Depuis que je suis enfant, j’ai appris à ne compter que sur moi-même.
Parce qu’à la maison, exprimer une demande, exprimer mes besoins, laisser voir mes émotions, c’était la quasi certitude de se voir opposer un refus, de créer un drame, de voir tourner en ridicule ce que je ressentais.
Vers 6 ans, j’ai arrêté de parler pendant quelques jours. Les adultes me houspillaient pour que je parle, me faisaient du chantage (tu n’auras pas le droit de jouer aux Barbies tant que tu ne parleras pas). J’ai refait des épisodes de mutisme sélectif à 18 ans, et là on me disait que si je ne recommençais pas à parler, je n’aurais plus d’argent de poche.
Vers 8 ans, j’ai déboîté sans le faire exprès la tête d’une de mes Barbies. Je n’ai pas osé le dire à ma mère car je savais qu’elle allait me le reprocher. Alors, j’ai caché la Barbie, en craignant pendant des semaines que ma mère tombe dessus, ce qui bien sûr à fini par arriver, et ça a fait un drame comme je m’y attendais.
Un jour, dans un supermarché, je devais avoir une quinzaine d’années, je répétais à ma mère que j’avais très faim. Elle a menacé de me gifler devant tout le monde, « aussi grande que tu sois ». En réalité, je faisais une crise d’hypoglycémie, j’y étais sujette régulièrement, mais je ne savais pas comment ça s’appelait. Quand par contre, il y avait des choses que je refusais de manger, plus jeune, et il y en avait assez peu, ma mère me hurlait dessus, me pinçait le nez jusqu’à ce que j’ouvre la bouche pour respirer et me mettait la fourchette dans la bouche, ou. elle me coinçait dans un coin en me criant dessus jusqu’à ce que j’avale ce qui était sur la fourchette qu’elle avait en main.
À 11 ans, j’ai été harcelée à la plaine de vacances.

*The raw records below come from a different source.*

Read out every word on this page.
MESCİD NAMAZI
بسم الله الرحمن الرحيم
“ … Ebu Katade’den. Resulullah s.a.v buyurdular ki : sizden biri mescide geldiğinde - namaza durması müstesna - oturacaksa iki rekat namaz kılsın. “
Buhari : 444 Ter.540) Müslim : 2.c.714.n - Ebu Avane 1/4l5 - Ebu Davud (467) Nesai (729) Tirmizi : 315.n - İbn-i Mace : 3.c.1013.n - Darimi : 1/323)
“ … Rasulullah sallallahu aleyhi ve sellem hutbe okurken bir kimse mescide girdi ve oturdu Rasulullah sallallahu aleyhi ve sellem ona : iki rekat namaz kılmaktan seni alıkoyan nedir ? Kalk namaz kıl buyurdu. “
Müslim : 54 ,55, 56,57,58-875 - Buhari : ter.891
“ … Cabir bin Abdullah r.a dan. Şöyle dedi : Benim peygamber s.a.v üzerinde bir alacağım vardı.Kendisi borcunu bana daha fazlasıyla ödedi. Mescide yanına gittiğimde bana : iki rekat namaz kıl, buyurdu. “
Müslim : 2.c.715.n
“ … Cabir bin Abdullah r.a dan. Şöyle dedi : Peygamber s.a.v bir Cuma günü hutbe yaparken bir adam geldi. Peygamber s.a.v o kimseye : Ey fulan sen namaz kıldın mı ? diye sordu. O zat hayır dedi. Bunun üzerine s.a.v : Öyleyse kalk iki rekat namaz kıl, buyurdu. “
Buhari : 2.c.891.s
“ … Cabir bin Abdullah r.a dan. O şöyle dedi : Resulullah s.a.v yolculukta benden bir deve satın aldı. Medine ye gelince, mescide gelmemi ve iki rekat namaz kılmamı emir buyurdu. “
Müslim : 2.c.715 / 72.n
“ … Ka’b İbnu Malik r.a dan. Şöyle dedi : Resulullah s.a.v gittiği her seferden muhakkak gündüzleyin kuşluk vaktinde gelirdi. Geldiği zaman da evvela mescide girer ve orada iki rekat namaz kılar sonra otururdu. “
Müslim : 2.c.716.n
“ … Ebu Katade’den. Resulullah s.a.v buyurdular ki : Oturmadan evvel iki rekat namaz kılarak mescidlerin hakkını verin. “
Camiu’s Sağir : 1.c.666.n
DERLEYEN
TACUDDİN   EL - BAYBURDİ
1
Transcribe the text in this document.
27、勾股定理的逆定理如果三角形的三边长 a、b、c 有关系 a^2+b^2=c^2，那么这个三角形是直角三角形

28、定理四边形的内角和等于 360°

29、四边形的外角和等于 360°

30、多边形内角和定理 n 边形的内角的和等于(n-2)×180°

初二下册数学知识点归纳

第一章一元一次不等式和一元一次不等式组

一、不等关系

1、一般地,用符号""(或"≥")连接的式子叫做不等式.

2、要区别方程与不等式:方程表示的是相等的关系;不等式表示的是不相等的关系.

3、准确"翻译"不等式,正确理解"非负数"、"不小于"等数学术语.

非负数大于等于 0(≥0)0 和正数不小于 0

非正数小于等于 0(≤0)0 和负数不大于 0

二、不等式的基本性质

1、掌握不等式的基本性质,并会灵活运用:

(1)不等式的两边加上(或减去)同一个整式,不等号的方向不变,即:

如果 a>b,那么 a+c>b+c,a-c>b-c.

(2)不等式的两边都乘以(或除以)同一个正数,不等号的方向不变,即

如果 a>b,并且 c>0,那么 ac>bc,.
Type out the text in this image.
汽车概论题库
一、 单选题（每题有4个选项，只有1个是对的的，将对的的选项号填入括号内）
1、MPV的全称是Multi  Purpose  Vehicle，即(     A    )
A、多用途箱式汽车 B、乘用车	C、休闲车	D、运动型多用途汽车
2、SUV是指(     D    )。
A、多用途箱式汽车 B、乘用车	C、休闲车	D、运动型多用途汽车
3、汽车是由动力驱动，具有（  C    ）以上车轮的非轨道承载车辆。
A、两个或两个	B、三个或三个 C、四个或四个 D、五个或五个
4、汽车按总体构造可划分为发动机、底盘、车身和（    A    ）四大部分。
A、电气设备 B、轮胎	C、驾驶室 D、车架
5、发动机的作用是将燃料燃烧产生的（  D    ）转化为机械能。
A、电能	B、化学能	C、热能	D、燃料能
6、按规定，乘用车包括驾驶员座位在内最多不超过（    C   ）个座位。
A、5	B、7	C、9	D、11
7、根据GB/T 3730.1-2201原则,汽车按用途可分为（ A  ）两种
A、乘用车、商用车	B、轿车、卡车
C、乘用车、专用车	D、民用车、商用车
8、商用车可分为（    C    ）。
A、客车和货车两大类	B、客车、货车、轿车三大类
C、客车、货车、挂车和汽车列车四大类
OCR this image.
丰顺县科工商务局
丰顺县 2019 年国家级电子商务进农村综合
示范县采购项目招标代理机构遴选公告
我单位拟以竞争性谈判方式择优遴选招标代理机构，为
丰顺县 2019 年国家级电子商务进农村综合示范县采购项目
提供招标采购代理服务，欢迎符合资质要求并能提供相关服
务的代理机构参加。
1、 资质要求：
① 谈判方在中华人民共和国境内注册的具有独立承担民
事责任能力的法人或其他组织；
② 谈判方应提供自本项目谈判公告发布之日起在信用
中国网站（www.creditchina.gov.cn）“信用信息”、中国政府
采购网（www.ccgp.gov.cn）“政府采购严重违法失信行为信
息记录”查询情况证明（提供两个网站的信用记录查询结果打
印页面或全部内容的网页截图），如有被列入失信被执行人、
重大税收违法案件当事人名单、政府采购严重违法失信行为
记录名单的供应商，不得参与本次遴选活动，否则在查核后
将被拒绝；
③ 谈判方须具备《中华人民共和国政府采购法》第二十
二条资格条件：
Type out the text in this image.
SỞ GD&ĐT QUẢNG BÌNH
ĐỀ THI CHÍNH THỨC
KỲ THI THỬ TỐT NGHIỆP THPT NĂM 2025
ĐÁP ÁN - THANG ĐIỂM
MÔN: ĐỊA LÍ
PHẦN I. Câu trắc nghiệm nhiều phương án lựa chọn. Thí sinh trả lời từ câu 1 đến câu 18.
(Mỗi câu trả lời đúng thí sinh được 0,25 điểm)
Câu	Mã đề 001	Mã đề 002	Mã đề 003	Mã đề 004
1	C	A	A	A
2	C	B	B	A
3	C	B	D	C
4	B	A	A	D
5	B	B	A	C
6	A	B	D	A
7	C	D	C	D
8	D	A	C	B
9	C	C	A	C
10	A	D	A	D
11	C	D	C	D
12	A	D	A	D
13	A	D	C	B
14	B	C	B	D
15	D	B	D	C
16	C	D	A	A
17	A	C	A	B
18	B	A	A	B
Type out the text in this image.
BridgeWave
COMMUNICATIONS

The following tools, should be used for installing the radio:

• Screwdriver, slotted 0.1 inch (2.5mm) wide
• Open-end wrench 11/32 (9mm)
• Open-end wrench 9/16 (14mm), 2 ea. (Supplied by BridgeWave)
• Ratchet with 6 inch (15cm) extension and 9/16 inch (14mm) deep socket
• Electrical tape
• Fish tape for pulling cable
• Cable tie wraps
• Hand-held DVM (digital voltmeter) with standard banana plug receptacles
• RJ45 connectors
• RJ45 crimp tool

J’en ai parlé à mes parents. Ma mère m’a dit quelques jours après « Ça ne m’étonne pas que tu n’aies pas d’amis à la plaine ».
Et tous les « Tu ne vas quand même pas pleurer pour ça », « Tu ne vas pas recommencer », « Arrête de pleurer comme un bébé », et le ton qui va avec, qui dit à quel point ce que je ressens est ridicule.
Alors quand je suis tombée malade, non je n’en ai pas parlé à ma famille. Oui, j’ai géré ma troisième décompensation psychotique seule dans un pays étranger, dans une langue qu’au début je maîtrisais mal. Tout le monde voyait bien qu’il y avait un problème, bien sûr, mais est-ce ce que je pouvais demander de l’aide, exprimer ce que je ressentais ? Pouvais-je espérer être soutenue et consolée ? Absolument pas. Souvent, les gens ne comprennent pas pourquoi j’ai évité le plus possible d’en parler à mes parents, comment je m’en suis sortie sans l’aide de ma famille. En réalité, ma réaction, c’était juste une question de survie, de préservation de mon intégrité psychique (enfin, de ce qu’il en restait). Je n’avais absolument pas le choix de faire autrement si je ne voulais pas être détruite.
Donc, oui, je me suis débattue quasiment toute seule dans ce monde pendant de longues années. Et quand, un jour j’ai entendu une psychologue dire « Si vous demandiez de l’aide (à des professionnels) vous même, c’est que ça n’allait pas si mal que ça », j’ai vraiment eu envie de hurler. Il y a une bonne façon de crever, c’est ça ? Il faut être dans le déni sinon c’est que ce n’est pas si urgent ? J’ai fait comme je pouvais avec le peu d’armes que j’avais, désolée si ça ne correspond pas aux schémas de vos bouquins. J’ai un instinct de survie assez développé, c’est vrai, mon kiné me faisait encore remarquer il y a deux jours que je ne lâchais jamais rien. Et je me demande parfois à quoi bon.
Mais vient quand même un moment où on a besoin de se reposer sur quelqu’un. On a besoin qu’on arrête de nous mettre dans une case (tu es forte, tu es courageuse, tu ne vas pas si mal que ça si tu réagis de telle ou telle façon). On a besoin de lâcher les armes et de les confier à une autre personne.